Bislang hat nur eine Frau das Amnestiegesetz von Pittsburgh in Anspruch genommen, sagt sie.
Sicher, es ist nur eine Person, ein Baby, "aber das zählt", sagt Weaver zum Arzt. "Wir sind nicht hier, um Babys zu nehmen. Wir wollen nur nicht, dass Babys sterben."
In New York City hat Tim Jaccard, ein Rettungssanitäter, etwas gegen das Problem unternommen.

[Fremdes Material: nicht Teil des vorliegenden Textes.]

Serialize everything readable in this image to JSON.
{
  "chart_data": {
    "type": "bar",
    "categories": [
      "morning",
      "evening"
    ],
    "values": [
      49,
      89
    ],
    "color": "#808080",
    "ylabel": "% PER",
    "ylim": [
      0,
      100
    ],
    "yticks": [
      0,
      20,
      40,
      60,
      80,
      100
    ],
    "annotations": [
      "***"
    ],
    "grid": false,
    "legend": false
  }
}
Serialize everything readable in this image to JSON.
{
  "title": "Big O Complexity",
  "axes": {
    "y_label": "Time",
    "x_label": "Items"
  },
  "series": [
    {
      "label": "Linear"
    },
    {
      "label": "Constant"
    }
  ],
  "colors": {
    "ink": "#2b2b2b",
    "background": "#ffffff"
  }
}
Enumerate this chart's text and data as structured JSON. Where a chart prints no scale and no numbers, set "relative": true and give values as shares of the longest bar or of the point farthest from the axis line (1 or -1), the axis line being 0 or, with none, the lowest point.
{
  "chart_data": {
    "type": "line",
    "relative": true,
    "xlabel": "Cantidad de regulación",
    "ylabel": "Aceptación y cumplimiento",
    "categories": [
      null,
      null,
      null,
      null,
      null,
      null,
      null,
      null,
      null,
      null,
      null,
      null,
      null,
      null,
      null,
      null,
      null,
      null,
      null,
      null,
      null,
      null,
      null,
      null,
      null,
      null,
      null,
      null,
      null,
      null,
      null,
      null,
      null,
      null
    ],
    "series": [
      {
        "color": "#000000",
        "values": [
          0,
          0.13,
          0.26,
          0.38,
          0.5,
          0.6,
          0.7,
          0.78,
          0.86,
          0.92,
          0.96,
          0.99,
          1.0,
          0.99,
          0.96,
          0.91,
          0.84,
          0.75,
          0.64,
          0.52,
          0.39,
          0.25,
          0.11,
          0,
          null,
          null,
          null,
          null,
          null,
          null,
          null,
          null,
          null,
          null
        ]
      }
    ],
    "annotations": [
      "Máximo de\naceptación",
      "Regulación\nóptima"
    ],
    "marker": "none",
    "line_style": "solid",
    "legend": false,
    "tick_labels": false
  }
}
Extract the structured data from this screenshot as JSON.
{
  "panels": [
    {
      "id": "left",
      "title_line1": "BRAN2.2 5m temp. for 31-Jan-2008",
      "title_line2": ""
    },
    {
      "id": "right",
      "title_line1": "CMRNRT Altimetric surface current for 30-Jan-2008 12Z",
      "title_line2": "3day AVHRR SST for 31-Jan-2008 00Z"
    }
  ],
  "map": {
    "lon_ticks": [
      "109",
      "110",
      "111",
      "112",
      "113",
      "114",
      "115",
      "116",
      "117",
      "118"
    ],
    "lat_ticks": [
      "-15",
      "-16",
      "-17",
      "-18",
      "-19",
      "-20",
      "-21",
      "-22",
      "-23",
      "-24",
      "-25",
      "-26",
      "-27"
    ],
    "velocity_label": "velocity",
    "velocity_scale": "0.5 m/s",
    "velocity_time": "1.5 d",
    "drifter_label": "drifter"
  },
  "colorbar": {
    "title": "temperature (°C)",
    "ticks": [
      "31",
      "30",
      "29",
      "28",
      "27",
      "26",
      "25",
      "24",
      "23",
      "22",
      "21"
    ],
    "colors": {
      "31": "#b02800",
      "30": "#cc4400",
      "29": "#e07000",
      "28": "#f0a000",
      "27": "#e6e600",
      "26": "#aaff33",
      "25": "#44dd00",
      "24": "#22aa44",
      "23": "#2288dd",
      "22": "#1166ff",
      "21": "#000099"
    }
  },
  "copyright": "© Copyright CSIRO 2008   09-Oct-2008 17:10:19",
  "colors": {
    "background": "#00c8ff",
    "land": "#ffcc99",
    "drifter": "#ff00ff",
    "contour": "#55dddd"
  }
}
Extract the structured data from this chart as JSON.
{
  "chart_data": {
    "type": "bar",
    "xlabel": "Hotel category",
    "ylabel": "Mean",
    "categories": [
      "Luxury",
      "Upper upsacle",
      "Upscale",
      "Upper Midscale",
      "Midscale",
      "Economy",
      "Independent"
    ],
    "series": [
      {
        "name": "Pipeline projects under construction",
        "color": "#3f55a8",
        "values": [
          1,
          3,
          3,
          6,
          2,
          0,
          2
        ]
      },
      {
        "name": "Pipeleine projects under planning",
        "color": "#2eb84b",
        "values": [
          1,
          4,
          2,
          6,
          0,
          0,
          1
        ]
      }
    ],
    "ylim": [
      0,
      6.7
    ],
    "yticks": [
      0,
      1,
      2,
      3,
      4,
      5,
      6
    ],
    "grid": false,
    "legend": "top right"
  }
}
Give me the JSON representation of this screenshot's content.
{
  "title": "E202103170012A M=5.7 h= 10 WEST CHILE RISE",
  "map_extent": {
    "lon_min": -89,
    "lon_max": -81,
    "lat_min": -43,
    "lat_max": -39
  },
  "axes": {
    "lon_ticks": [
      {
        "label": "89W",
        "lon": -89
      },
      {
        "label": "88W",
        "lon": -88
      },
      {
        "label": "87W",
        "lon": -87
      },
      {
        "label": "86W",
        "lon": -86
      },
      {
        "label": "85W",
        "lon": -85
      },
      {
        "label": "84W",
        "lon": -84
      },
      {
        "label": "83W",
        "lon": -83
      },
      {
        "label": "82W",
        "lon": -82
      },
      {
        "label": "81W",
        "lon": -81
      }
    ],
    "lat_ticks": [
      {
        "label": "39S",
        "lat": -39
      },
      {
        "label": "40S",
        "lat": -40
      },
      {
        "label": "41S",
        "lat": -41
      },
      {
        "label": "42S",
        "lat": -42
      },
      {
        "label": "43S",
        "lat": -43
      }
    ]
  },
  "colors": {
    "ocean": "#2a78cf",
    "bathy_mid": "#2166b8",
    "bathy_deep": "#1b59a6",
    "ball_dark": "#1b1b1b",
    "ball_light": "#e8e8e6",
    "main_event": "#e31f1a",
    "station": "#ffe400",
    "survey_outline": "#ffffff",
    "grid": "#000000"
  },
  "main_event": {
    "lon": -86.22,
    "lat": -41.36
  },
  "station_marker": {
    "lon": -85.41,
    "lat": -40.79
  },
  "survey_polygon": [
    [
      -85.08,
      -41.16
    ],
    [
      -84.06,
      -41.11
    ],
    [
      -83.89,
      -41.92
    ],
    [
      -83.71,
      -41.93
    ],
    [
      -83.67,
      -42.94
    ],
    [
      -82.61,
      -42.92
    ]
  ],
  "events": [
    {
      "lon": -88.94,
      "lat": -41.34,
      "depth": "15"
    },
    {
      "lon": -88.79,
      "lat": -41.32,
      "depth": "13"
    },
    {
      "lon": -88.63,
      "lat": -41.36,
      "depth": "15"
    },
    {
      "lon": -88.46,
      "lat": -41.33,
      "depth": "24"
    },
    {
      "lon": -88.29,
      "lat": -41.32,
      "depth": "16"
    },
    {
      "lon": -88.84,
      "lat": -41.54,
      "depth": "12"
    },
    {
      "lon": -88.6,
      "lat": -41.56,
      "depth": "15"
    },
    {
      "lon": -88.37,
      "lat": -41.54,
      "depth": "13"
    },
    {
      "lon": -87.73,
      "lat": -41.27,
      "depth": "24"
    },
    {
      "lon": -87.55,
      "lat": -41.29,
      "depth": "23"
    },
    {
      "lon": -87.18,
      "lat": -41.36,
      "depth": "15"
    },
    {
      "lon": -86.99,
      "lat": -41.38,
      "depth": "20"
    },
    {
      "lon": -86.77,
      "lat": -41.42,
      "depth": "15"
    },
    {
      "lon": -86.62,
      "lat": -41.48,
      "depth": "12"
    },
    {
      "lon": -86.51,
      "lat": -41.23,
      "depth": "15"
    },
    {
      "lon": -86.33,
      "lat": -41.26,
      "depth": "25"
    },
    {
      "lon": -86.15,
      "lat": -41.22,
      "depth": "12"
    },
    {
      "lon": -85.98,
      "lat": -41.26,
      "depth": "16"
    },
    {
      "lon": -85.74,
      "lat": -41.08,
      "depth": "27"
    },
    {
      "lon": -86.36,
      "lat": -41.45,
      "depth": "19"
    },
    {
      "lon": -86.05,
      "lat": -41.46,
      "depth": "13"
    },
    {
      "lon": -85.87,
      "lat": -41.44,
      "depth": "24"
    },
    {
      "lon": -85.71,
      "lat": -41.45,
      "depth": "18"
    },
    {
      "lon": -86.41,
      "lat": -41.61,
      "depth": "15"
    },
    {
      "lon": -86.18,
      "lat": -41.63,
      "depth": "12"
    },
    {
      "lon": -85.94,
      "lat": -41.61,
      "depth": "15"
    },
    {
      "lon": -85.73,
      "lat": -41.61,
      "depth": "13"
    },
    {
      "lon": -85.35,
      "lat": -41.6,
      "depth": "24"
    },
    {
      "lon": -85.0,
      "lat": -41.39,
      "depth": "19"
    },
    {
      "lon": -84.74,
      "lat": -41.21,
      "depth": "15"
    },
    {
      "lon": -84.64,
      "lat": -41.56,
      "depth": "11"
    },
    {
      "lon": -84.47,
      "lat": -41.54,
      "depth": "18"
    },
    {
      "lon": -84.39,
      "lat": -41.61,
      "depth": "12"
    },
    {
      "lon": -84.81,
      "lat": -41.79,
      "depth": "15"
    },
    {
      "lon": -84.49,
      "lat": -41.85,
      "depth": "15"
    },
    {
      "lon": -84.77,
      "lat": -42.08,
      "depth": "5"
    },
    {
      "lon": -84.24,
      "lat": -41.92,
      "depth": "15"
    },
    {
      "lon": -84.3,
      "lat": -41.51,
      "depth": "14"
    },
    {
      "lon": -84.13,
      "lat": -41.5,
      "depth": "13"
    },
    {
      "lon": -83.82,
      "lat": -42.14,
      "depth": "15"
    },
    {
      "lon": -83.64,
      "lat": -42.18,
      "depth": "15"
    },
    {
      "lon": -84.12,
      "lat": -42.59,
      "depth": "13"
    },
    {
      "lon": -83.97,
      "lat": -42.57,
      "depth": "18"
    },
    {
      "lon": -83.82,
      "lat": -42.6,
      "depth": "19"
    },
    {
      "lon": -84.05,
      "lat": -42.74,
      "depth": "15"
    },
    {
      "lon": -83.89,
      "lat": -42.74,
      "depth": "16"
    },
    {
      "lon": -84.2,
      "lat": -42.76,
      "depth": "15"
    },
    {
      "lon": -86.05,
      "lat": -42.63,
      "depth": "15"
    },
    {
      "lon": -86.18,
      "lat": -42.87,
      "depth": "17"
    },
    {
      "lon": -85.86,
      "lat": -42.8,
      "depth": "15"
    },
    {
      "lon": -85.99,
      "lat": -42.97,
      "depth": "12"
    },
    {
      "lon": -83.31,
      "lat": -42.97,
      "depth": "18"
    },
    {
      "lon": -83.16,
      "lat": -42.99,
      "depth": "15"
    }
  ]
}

Vor zwei Jahren rief er das Programm Ambulance Medical Technician Children of Hope ins Leben, nachdem innerhalb von drei Monaten vier ausgesetzte Babys gefunden worden waren.
Jaccard und seine Freiwilligen verteilen überall in der Stadt Flugblätter und kleine Zettel - in Obdachlosenunterkünften, Busbahnhöfen und U-Bahnen: "Du hast dein Geheimnis versteckt. Du hast ein Baby bekommen. Was werden Sie jetzt tun? Ruf das Krisenzentrum an."
Bislang sind über 3.000 Anrufe eingegangen, davon 51 Notrufe von Müttern. Elf Säuglinge wurden gerettet.
Manche dieser Situationen sehen zunächst hoffnungslos aus, erzählt er dem Arzt. Viele Anrufe beginnen auf diese Weise: "Ich habe gerade ein Baby bekommen und möchte nicht, dass jemand davon erfährt. Helfen Sie mir. Bitte nehmen Sie mein Baby."
"Aber man spricht mit den Müttern, hilft ihnen bei der Bewältigung ihrer Probleme und zeigt ihnen, dass es Alternativen gibt", sagt Jaccard. "Ich habe mich mit den Frauen getroffen und ihre Babys entbunden. Wenn man ihnen die Kontrolle über ihre Entscheidung und ihr Leben überlässt, hilft das, die Panik zu überwinden. Sehr oft, sagt er, entscheiden sie sich, das Baby zu behalten.